Она встала и повернулась к окну, закинув руки за голову. Через ее плечо он смотрел на зеленеющий восток, на тяжелую от росы листву. Было пусто и прохладно в этой высокой комнате, обшитой панелями из темного дуба. «Непонятно, почему мы одних ненавидим, а других любим без всякой причины», — думал он. Мелкие звезды вверху побледнели, почти исчезли. Где-то вдали замычала корова, другая, а потом они услышали деревянный тенор пастушеского рожка.

Войска шляхетского ополчения шли и шли через Ковель на север, поднимая навозную пыль, пожирая на пути все, как саранча. Курбский все дни и ночи проводил в городе, пытаясь навести порядок именем верховного гетмана великого княжества Литовского Григория Ходкевича, который после смерти Радзивилла Черного стал самым сильным человеком в стране. Именем короля никого нельзя было напугать, потому что короля не было и неизвестно, кто им будет. Вооруженные люди Курбского и городская стража стерегли входы и выходы из города и по ночам объезжали вокруг стен.

Константин Острожский приехал только с десятком слуг, хоть он и был киевским воеводой. В Вильно он отправился для поддержки своей партии, а войско его охраняло южные рубежи по Днепру. Курбский увез его ночевать в Миляновичи. По дороге он договорился, что выступит вместе с другом через два дня, когда соберутся последние воины из его ковельского старостата и подтянутся обозы. Мария встретила Острожского любезно, но холодно, ужинать с ними не стала, сославшись на нездоровье, и рано ушла в свою спальню.

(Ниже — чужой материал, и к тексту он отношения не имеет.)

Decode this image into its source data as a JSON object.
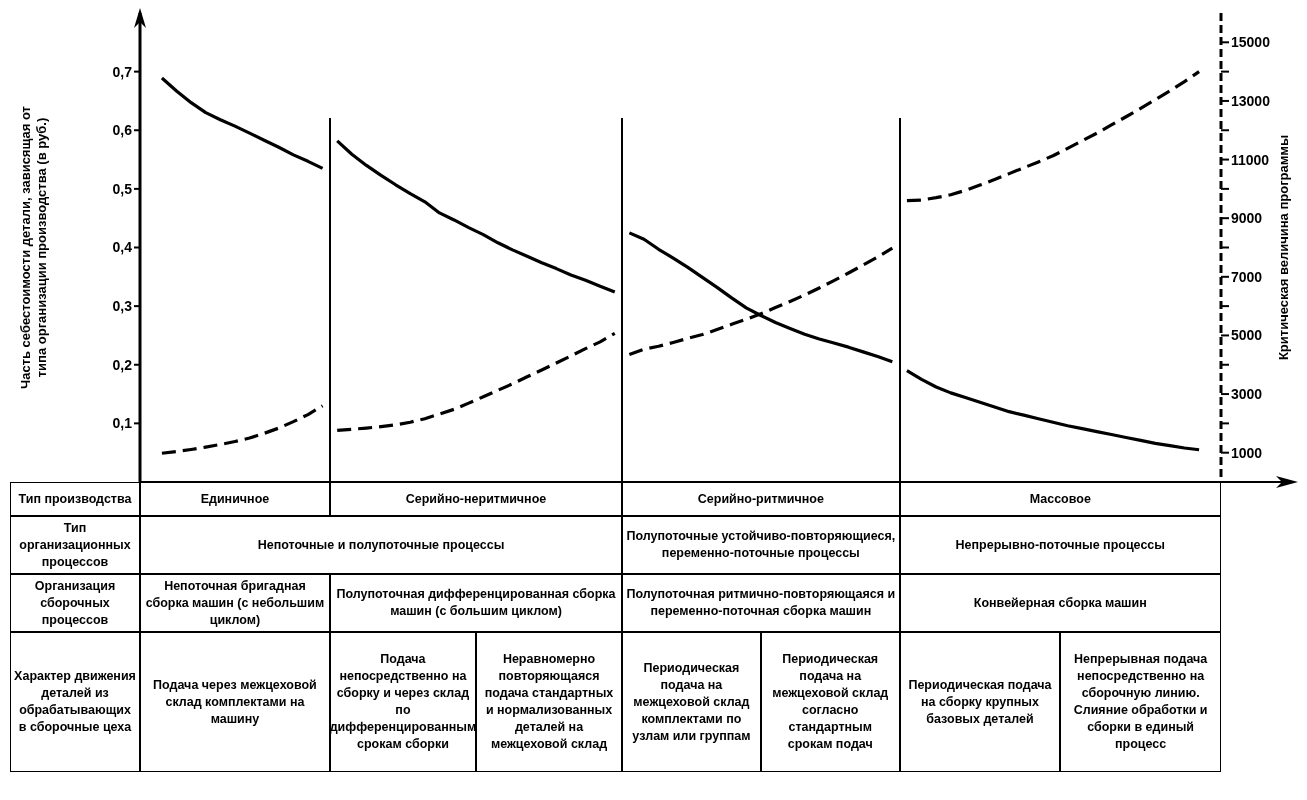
{
  "chart_data": {
    "type": "line",
    "ylabel": "Часть себестоимости детали, зависящая от типа организации производства (в руб.)",
    "y2label": "Критическая величина программы",
    "categories": [
      null,
      null,
      null,
      null,
      null,
      null,
      null,
      null,
      null,
      null,
      null,
      null,
      null,
      null,
      null,
      null,
      null,
      null,
      null,
      null,
      null,
      null,
      null,
      null,
      null,
      null,
      null,
      null,
      null,
      null,
      null,
      null,
      null,
      null,
      null,
      null,
      null,
      null,
      null,
      null,
      null,
      null,
      null,
      null,
      null,
      null,
      null,
      null,
      null,
      null,
      null,
      null,
      null,
      null,
      null,
      null,
      null,
      null,
      null,
      null,
      null,
      null,
      null,
      null,
      null,
      null,
      null,
      null,
      null,
      null,
      null,
      null,
      null,
      null
    ],
    "tick_labels": "y",
    "ylim": [
      0,
      0.8
    ],
    "yticks": [
      {
        "value": 0.1,
        "label": "0,1"
      },
      {
        "value": 0.2,
        "label": "0,2"
      },
      {
        "value": 0.3,
        "label": "0,3"
      },
      {
        "value": 0.4,
        "label": "0,4"
      },
      {
        "value": 0.5,
        "label": "0,5"
      },
      {
        "value": 0.6,
        "label": "0,6"
      },
      {
        "value": 0.7,
        "label": "0,7"
      }
    ],
    "y2lim": [
      0,
      16000
    ],
    "y2ticks": [
      1000,
      {
        "value": 2000,
        "label": null
      },
      3000,
      {
        "value": 4000,
        "label": null
      },
      5000,
      {
        "value": 6000,
        "label": null
      },
      7000,
      {
        "value": 8000,
        "label": null
      },
      9000,
      {
        "value": 10000,
        "label": null
      },
      11000,
      {
        "value": 12000,
        "label": null
      },
      13000,
      {
        "value": 14000,
        "label": null
      },
      15000
    ],
    "marker": "none",
    "series": [
      {
        "color": "#000000",
        "line_style": "solid",
        "values": [
          null,
          0.689,
          0.667,
          0.647,
          0.63,
          0.618,
          0.607,
          0.595,
          0.583,
          0.571,
          0.558,
          0.547,
          0.535,
          null,
          null,
          null,
          null,
          null,
          null,
          null,
          null,
          null,
          null,
          null,
          null,
          null,
          null,
          null,
          null,
          null,
          null,
          null,
          null,
          null,
          null,
          null,
          null,
          null,
          null,
          null,
          null,
          null,
          null,
          null,
          null,
          null,
          null,
          null,
          null,
          null,
          null,
          null,
          null,
          null,
          null,
          null,
          null,
          null,
          null,
          null,
          null,
          null,
          null,
          null,
          null,
          null,
          null,
          null,
          null,
          null,
          null,
          null,
          null,
          null
        ]
      },
      {
        "color": "#000000",
        "line_style": "solid",
        "values": [
          null,
          null,
          null,
          null,
          null,
          null,
          null,
          null,
          null,
          null,
          null,
          null,
          null,
          0.582,
          0.559,
          0.54,
          0.523,
          0.507,
          0.492,
          0.478,
          0.459,
          0.447,
          0.434,
          0.422,
          0.408,
          0.396,
          0.385,
          0.374,
          0.364,
          0.353,
          0.344,
          0.334,
          0.324,
          null,
          null,
          null,
          null,
          null,
          null,
          null,
          null,
          null,
          null,
          null,
          null,
          null,
          null,
          null,
          null,
          null,
          null,
          null,
          null,
          null,
          null,
          null,
          null,
          null,
          null,
          null,
          null,
          null,
          null,
          null,
          null,
          null,
          null,
          null,
          null,
          null,
          null,
          null,
          null,
          null
        ]
      },
      {
        "color": "#000000",
        "line_style": "solid",
        "values": [
          null,
          null,
          null,
          null,
          null,
          null,
          null,
          null,
          null,
          null,
          null,
          null,
          null,
          null,
          null,
          null,
          null,
          null,
          null,
          null,
          null,
          null,
          null,
          null,
          null,
          null,
          null,
          null,
          null,
          null,
          null,
          null,
          null,
          0.425,
          0.414,
          0.397,
          0.382,
          0.366,
          0.349,
          0.332,
          0.314,
          0.297,
          0.284,
          0.272,
          0.262,
          0.252,
          0.244,
          0.237,
          0.23,
          0.222,
          0.214,
          0.205,
          null,
          null,
          null,
          null,
          null,
          null,
          null,
          null,
          null,
          null,
          null,
          null,
          null,
          null,
          null,
          null,
          null,
          null,
          null,
          null,
          null,
          null
        ]
      },
      {
        "color": "#000000",
        "line_style": "solid",
        "values": [
          null,
          null,
          null,
          null,
          null,
          null,
          null,
          null,
          null,
          null,
          null,
          null,
          null,
          null,
          null,
          null,
          null,
          null,
          null,
          null,
          null,
          null,
          null,
          null,
          null,
          null,
          null,
          null,
          null,
          null,
          null,
          null,
          null,
          null,
          null,
          null,
          null,
          null,
          null,
          null,
          null,
          null,
          null,
          null,
          null,
          null,
          null,
          null,
          null,
          null,
          null,
          null,
          0.19,
          0.175,
          0.162,
          0.152,
          0.144,
          0.136,
          0.128,
          0.12,
          0.114,
          0.108,
          0.102,
          0.096,
          0.091,
          0.086,
          0.081,
          0.076,
          0.071,
          0.066,
          0.062,
          0.058,
          0.055,
          null
        ]
      },
      {
        "color": "#000000",
        "line_style": "dashed",
        "axis": "y2",
        "values": [
          null,
          980,
          1040,
          1110,
          1190,
          1280,
          1380,
          1500,
          1660,
          1840,
          2060,
          2300,
          2600,
          null,
          null,
          null,
          null,
          null,
          null,
          null,
          null,
          null,
          null,
          null,
          null,
          null,
          null,
          null,
          null,
          null,
          null,
          null,
          null,
          null,
          null,
          null,
          null,
          null,
          null,
          null,
          null,
          null,
          null,
          null,
          null,
          null,
          null,
          null,
          null,
          null,
          null,
          null,
          null,
          null,
          null,
          null,
          null,
          null,
          null,
          null,
          null,
          null,
          null,
          null,
          null,
          null,
          null,
          null,
          null,
          null,
          null,
          null,
          null,
          null
        ]
      },
      {
        "color": "#000000",
        "line_style": "dashed",
        "axis": "y2",
        "values": [
          null,
          null,
          null,
          null,
          null,
          null,
          null,
          null,
          null,
          null,
          null,
          null,
          null,
          1760,
          1800,
          1840,
          1890,
          1950,
          2040,
          2160,
          2320,
          2480,
          2690,
          2910,
          3130,
          3350,
          3590,
          3820,
          4060,
          4300,
          4550,
          4780,
          5070,
          null,
          null,
          null,
          null,
          null,
          null,
          null,
          null,
          null,
          null,
          null,
          null,
          null,
          null,
          null,
          null,
          null,
          null,
          null,
          null,
          null,
          null,
          null,
          null,
          null,
          null,
          null,
          null,
          null,
          null,
          null,
          null,
          null,
          null,
          null,
          null,
          null,
          null,
          null,
          null,
          null
        ]
      },
      {
        "color": "#000000",
        "line_style": "dashed",
        "axis": "y2",
        "values": [
          null,
          null,
          null,
          null,
          null,
          null,
          null,
          null,
          null,
          null,
          null,
          null,
          null,
          null,
          null,
          null,
          null,
          null,
          null,
          null,
          null,
          null,
          null,
          null,
          null,
          null,
          null,
          null,
          null,
          null,
          null,
          null,
          null,
          4350,
          4530,
          4630,
          4760,
          4900,
          5030,
          5200,
          5380,
          5550,
          5740,
          5950,
          6160,
          6380,
          6620,
          6870,
          7130,
          7400,
          7680,
          7980,
          null,
          null,
          null,
          null,
          null,
          null,
          null,
          null,
          null,
          null,
          null,
          null,
          null,
          null,
          null,
          null,
          null,
          null,
          null,
          null,
          null,
          null
        ]
      },
      {
        "color": "#000000",
        "line_style": "dashed",
        "axis": "y2",
        "values": [
          null,
          null,
          null,
          null,
          null,
          null,
          null,
          null,
          null,
          null,
          null,
          null,
          null,
          null,
          null,
          null,
          null,
          null,
          null,
          null,
          null,
          null,
          null,
          null,
          null,
          null,
          null,
          null,
          null,
          null,
          null,
          null,
          null,
          null,
          null,
          null,
          null,
          null,
          null,
          null,
          null,
          null,
          null,
          null,
          null,
          null,
          null,
          null,
          null,
          null,
          null,
          null,
          9600,
          9620,
          9700,
          9800,
          9950,
          10130,
          10320,
          10520,
          10720,
          10920,
          11130,
          11380,
          11640,
          11900,
          12180,
          12460,
          12750,
          13040,
          13340,
          13660,
          14000,
          null
        ]
      }
    ],
    "annotations": [
      "Тип производства",
      "Единичное",
      "Серийно-неритмичное",
      "Серийно-ритмичное",
      "Массовое",
      "Тип организационных процессов",
      "Непоточные и полупоточные процессы",
      "Полупоточные устойчиво-повторяющиеся, переменно-поточные процессы",
      "Непрерывно-поточные процессы",
      "Организация сборочных процессов",
      "Непоточная бригадная сборка машин (с небольшим циклом)",
      "Полупоточная дифференцированная сборка машин (с большим циклом)",
      "Полупоточная ритмично-повторяющаяся и переменно-поточная сборка машин",
      "Конвейерная сборка машин",
      "Характер движения деталей из обрабатывающих в сборочные цеха",
      "Подача через межцеховой склад комплектами на машину",
      "Подача непосредственно на сборку и через склад по дифференцированным срокам сборки",
      "Неравномерно повторяющаяся подача стандартных и нормализованных деталей на межцеховой склад",
      "Периодическая подача на межцеховой склад комплектами по узлам или группам",
      "Периодическая подача на межцеховой склад согласно стандартным срокам подач",
      "Периодическая подача на сборку крупных базовых деталей",
      "Непрерывная подача непосредственно на сборочную линию. Слияние обработки и сборки в единый процесс"
    ]
  }
}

Курбский много выпил за ужином: он был необычайно весел, но тайно чем-то обеспокоен, и Константин Острожский это почувствовал. После ужина они перешли в библиотеку и там тоже пили. Курбский показывал рукопись о еретике Феодосии Косом[161], которую привезли через рубеж из России, новые латинские книги и роскошный переплет для «Апостола» Ивана Федорова, который он заказал в Кракове. А потом они замолчали, как это бывает иногда, и просто смотрели друг на друга, изредка отпивая глоток.

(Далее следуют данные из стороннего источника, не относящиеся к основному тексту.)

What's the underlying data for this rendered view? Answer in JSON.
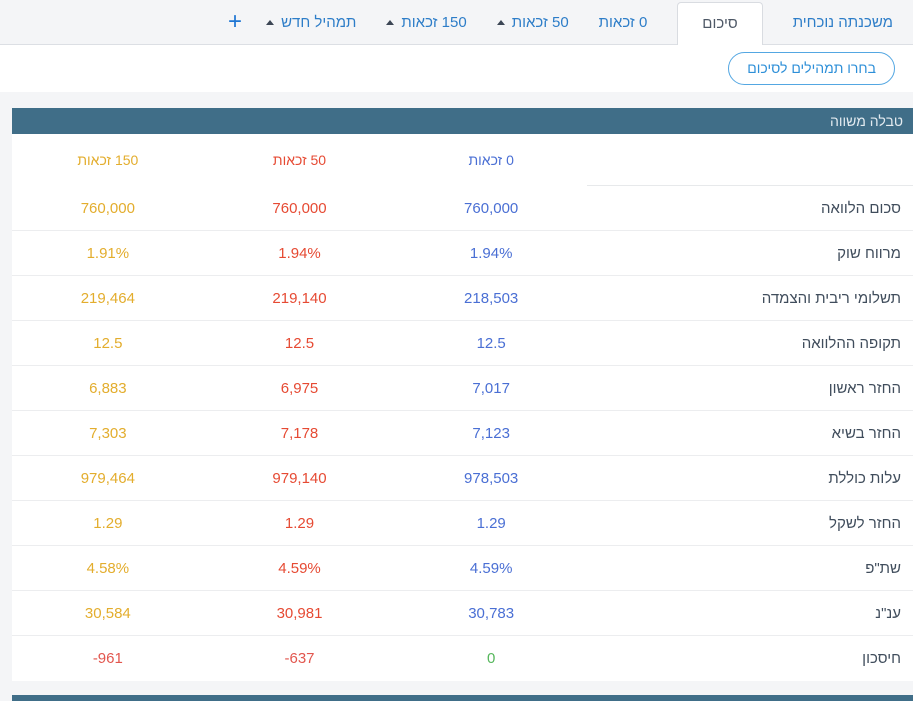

— Ты тоже потолстел, — сказал Острожский, улыбаясь, и зевнул. — А надо мной смеешься! Семейная жизнь тебе на пользу, я вижу. Но как быстро мы стареем, Андрей!

— Я не чувствую себя старым.

— А я чувствую. Особенно когда рядом сидят мои сыновья. — И он пригорюнился, подпирая рукой толстый подбородок.

Курбский хотел спросить о Януше, но удержался. Говорят, что Януш даже близок с иезуитами. Несчастный Константин! Но сын — это все же сын.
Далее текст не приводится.